Once back home, everyone gets cleaned up and ready for our last free night out on the town in Dubai. Khalid makes an appearance with his cousin Rashid, and Danielle, Marisol, Mariella, Tatiana, Josie, Leonard and I all go out with them to a hotel where we can get some food and everyone can get drinks. People get pretty smashed tonight, and Khalid asks me if i would drive his Suburban home since i was the only one not drinking. I told him that wasn't a problem. He is telling me we need to keep in touch, which i definitely want to. I tell him that i like Shaheem and his brother Salem, but that Khalid is way cooler and we all feel that way. He is seriously a super stud.

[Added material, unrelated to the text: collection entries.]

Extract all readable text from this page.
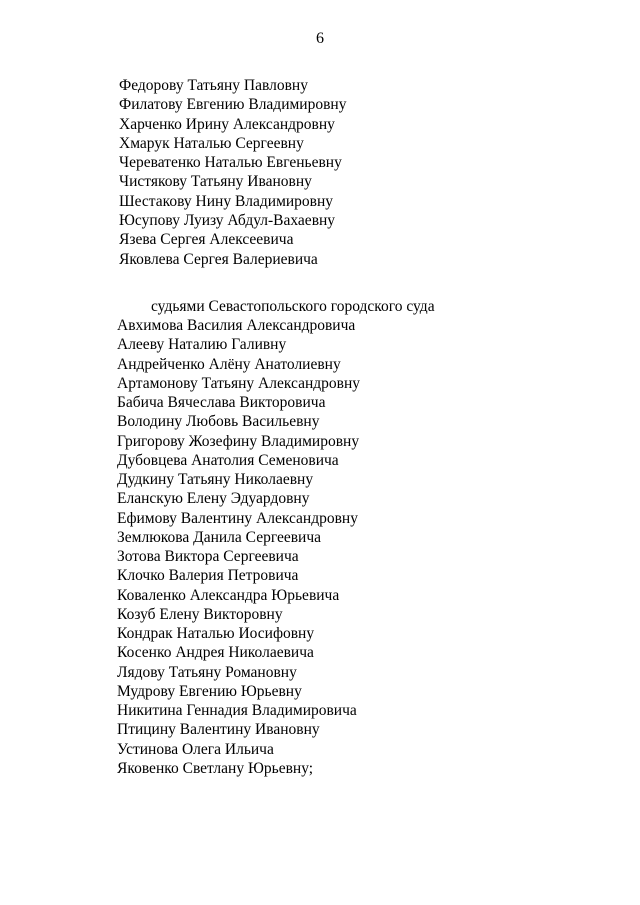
6
Федорову Татьяну Павловну
Филатову Евгению Владимировну
Харченко Ирину Александровну
Хмарук Наталью Сергеевну
Череватенко Наталью Евгеньевну
Чистякову Татьяну Ивановну
Шестакову Нину Владимировну
Юсупову Луизу Абдул-Вахаевну
Язева Сергея Алексеевича
Яковлева Сергея Валериевича
судьями Севастопольского городского суда
Авхимова Василия Александровича
Алееву Наталию Галивну
Андрейченко Алёну Анатолиевну
Артамонову Татьяну Александровну
Бабича Вячеслава Викторовича
Володину Любовь Васильевну
Григорову Жозефину Владимировну
Дубовцева Анатолия Семеновича
Дудкину Татьяну Николаевну
Еланскую Елену Эдуардовну
Ефимову Валентину Александровну
Землюкова Данила Сергеевича
Зотова Виктора Сергеевича
Клочко Валерия Петровича
Коваленко Александра Юрьевича
Козуб Елену Викторовну
Кондрак Наталью Иосифовну
Косенко Андрея Николаевича
Лядову Татьяну Романовну
Мудрову Евгению Юрьевну
Никитина Геннадия Владимировича
Птицину Валентину Ивановну
Устинова Олега Ильича
Яковенко Светлану Юрьевну;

We hung out at the hotel for a while and just talked and what not, and then we all piled in his Suburban and i got a taste of driving in Dubai. Granted, it was late at night, and no one was on the roads, but i still drove. When we got back to the Academy, Leonard was really drunk and it was suggested that he walk around a while so he's not hung over in the morning. So a few of us walked down to the local public beach near by. Leonard strips down to his underwear and jumps in the water, which is insane considering it's already cold out tonight and the water has to be freezing. He puts his clothes back on and we walk back to the Academy and everyone goes to bed. Tomorrow is our last day in Dubai. We have a dinner planned for tomorrow night with everyone before we head to the airport for our red-eye flight back home. I tell Khalid he needs to come chill with us during the day at least tomorrow, and he says he'll be in touch. These two weeks have flown by already. There is still so much we haven't seen or done, but we are going to just take it easy and get everything we need to taken care of tomorrow, like packing and what not. At least that's what i plan to do.